My research largely focuses on Victorian short stories and poetry. I am particularly interested in:
- Ekphrasis and the relationships between media;
- Women's writing about art and art-objects;
- The development of detective fiction; and
- The reuse and recurrence of the Victorian in twenty-first-century popular culture, including TV, film and literature.

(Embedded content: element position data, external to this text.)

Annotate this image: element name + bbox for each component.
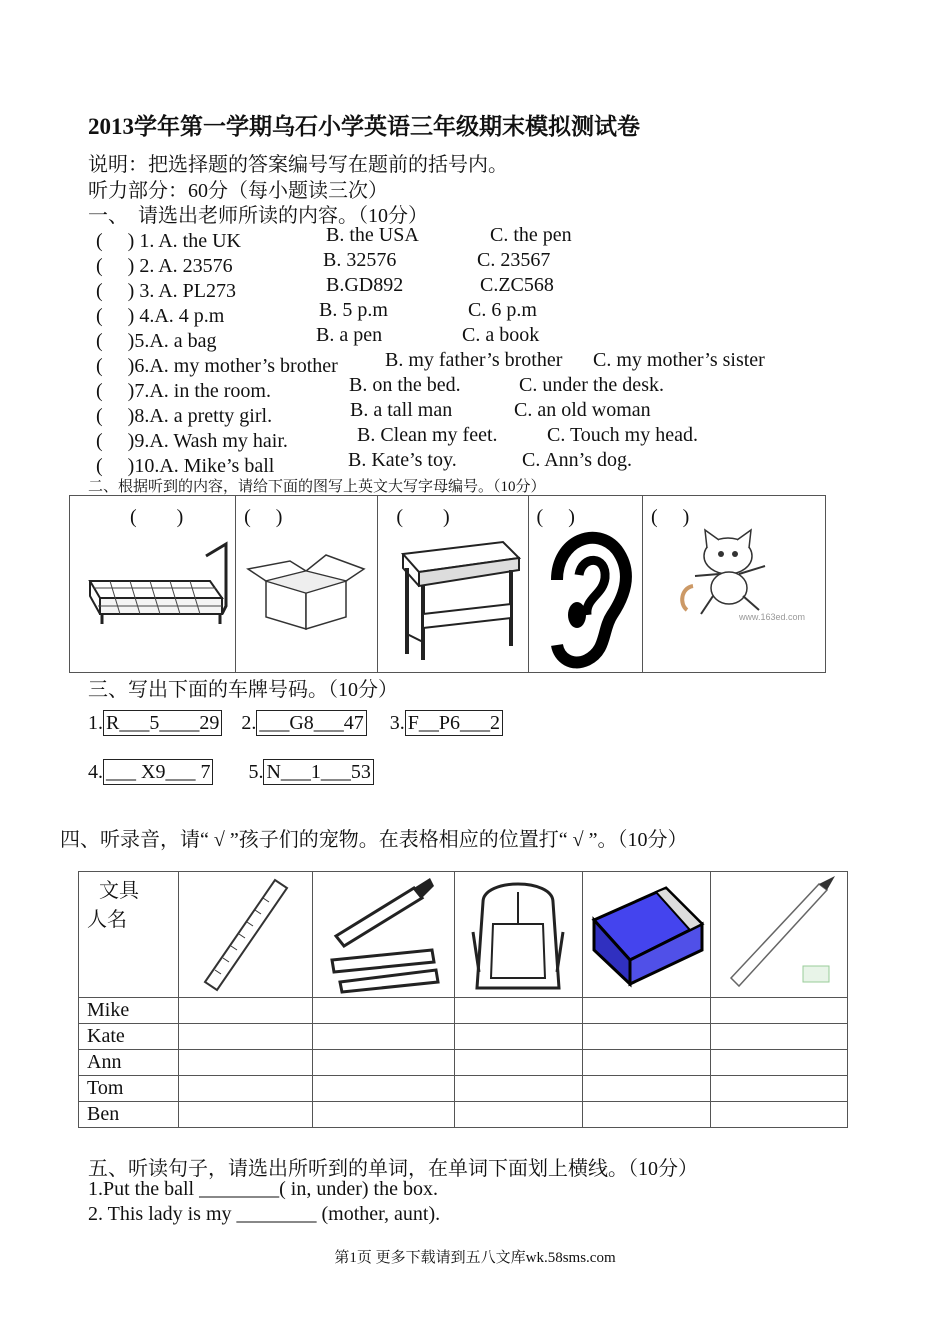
- bed-icon: [80, 536, 230, 626]
- check-cell[interactable]: [454, 1102, 582, 1128]
- plate-number: F__P6___2: [405, 710, 503, 736]
- check-cell[interactable]: [178, 1050, 312, 1076]
- eraser-icon: [586, 880, 706, 990]
- section1-heading: 一、 请选出老师所读的内容。（10分）: [88, 205, 428, 227]
- watermark: www.163ed.com: [738, 612, 805, 622]
- section4-heading: 四、听录音，请“ √ ”孩子们的宠物。在表格相应的位置打“ √ ”。（10分）: [60, 829, 688, 851]
- name-cell: Tom: [79, 1076, 179, 1102]
- plate-row: 1. R___5____29 2. ___G8___47 3. F__P6___2: [88, 710, 503, 736]
- check-cell[interactable]: [711, 998, 848, 1024]
- check-cell[interactable]: [711, 1024, 848, 1050]
- pencil-icon: [719, 874, 839, 994]
- picture-table: [69, 495, 826, 673]
- page-title: 2013学年第一学期乌石小学英语三年级期末模拟测试卷: [88, 114, 640, 139]
- icon-cell: [711, 872, 848, 998]
- ruler-icon: [185, 874, 305, 994]
- backpack-icon: [463, 872, 573, 996]
- plate-number: ___G8___47: [256, 710, 366, 736]
- section3-heading: 三、写出下面的车牌号码。（10分）: [88, 679, 398, 701]
- pets-table: [78, 871, 848, 1128]
- picture-cell: ( ) www.163ed.com: [642, 496, 825, 673]
- name-cell: Kate: [79, 1024, 179, 1050]
- listening-note: 听力部分：60分（每小题读三次）: [88, 180, 388, 202]
- check-cell[interactable]: [454, 1024, 582, 1050]
- plate-number: ___ X9___ 7: [103, 759, 213, 785]
- icon-cell: [454, 872, 582, 998]
- check-cell[interactable]: [454, 998, 582, 1024]
- check-cell[interactable]: [582, 998, 710, 1024]
- check-cell[interactable]: [312, 1076, 454, 1102]
- check-cell[interactable]: [711, 1102, 848, 1128]
- picture-cell: ( ): [378, 496, 528, 673]
- check-cell[interactable]: [312, 998, 454, 1024]
- check-cell[interactable]: [178, 1102, 312, 1128]
- cat-icon: [673, 526, 793, 626]
- check-cell[interactable]: [312, 1050, 454, 1076]
- icon-cell: [582, 872, 710, 998]
- picture-cell: ( ): [236, 496, 378, 673]
- instruction: 说明：把选择题的答案编号写在题前的括号内。: [88, 154, 508, 176]
- picture-cell: ( ): [70, 496, 236, 673]
- desk-icon: [383, 534, 523, 664]
- page-footer: 第1页 更多下载请到五八文库wk.58sms.com: [334, 1250, 616, 1266]
- check-cell[interactable]: [312, 1102, 454, 1128]
- section5-heading: 五、听读句子，请选出所听到的单词，在单词下面划上横线。（10分）: [88, 1158, 698, 1180]
- plate-number: R___5____29: [103, 710, 222, 736]
- sentence-1: 1.Put the ball ________( in, under) the box.: [88, 1178, 438, 1200]
- corner-cell: 文具 人名: [79, 872, 179, 998]
- check-cell[interactable]: [454, 1050, 582, 1076]
- name-cell: Ann: [79, 1050, 179, 1076]
- sentence-2: 2. This lady is my ________ (mother, aunt).: [88, 1203, 441, 1225]
- check-cell[interactable]: [178, 1076, 312, 1102]
- check-cell[interactable]: [582, 1076, 710, 1102]
- plate-row: 4. ___ X9___ 7 5. N___1___53: [88, 759, 374, 785]
- section2-heading: 二、根据听到的内容，请给下面的图写上英文大写字母编号。（10分）: [88, 479, 546, 495]
- plate-number: N___1___53: [263, 759, 373, 785]
- name-cell: Mike: [79, 998, 179, 1024]
- check-cell[interactable]: [454, 1076, 582, 1102]
- icon-cell: [178, 872, 312, 998]
- box-icon: [246, 551, 366, 631]
- check-cell[interactable]: [582, 1050, 710, 1076]
- icon-cell: [312, 872, 454, 998]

Recent and forthcoming publications include:
- ‘Dante Gabriel Rossetti At the Intersection of Painting and Poetry’, Adaptation Before Cinema, ed. Glenn Jellenik and Lissette Lopez Szwydky-Davis, forthcoming 2022
- ‘Sherlock’s Legacy: The case of the Extraordinary Sidekick’, The Detective's Companion in Crime Fiction: A Study in Sidekicks, ed. Lucy Andrew and Samuel Saunders, forthcoming August 2021
- 'Ekphrasis', Palgrave Encyclopedia of Victorian Women's Writing, forthcoming spring 2021
- ‘Back to Bodies: Female Detectives and bodily Tools and Tells in Victorian Detective Fiction’, Victorian Popular Fictions, 2.1 (2020), 56-68
- ‘The one question is not what you mean but what you do: Michael field’s ekphrastic verse’, Victorian Poetry, 57.3 (2019), 345-364
- ‘Belcaro: An Introduction’, and ‘Vernon Lee: A Biography’, The Literary Encyclopedia, Spring 2019
- ‘The Case for Kittler’, Word&Image, 35.1 (2019), 89-96
- ‘Psychopath Aesthetics: the example of the Cannibal’, MHRA Working Papers in the Humanities, 12 (2018), 70-79
As well as my work at Oxford, I am the UK Administrative Director of the Collaborative Organization for Virtual Education (COVE), where I am currently working on a retrofit of the Rossetti Archive to enable COVE users to reuse and adapt the wealth of knowledge relating to Rossetti and the Pre-Raphaelites that Jerome McGann and the team have collected. I also work on the Kent Maps Online project, working with staff at Canterbury Christ Church University and the team at JSTOR Labs on visual essays and mapping relating to Kent.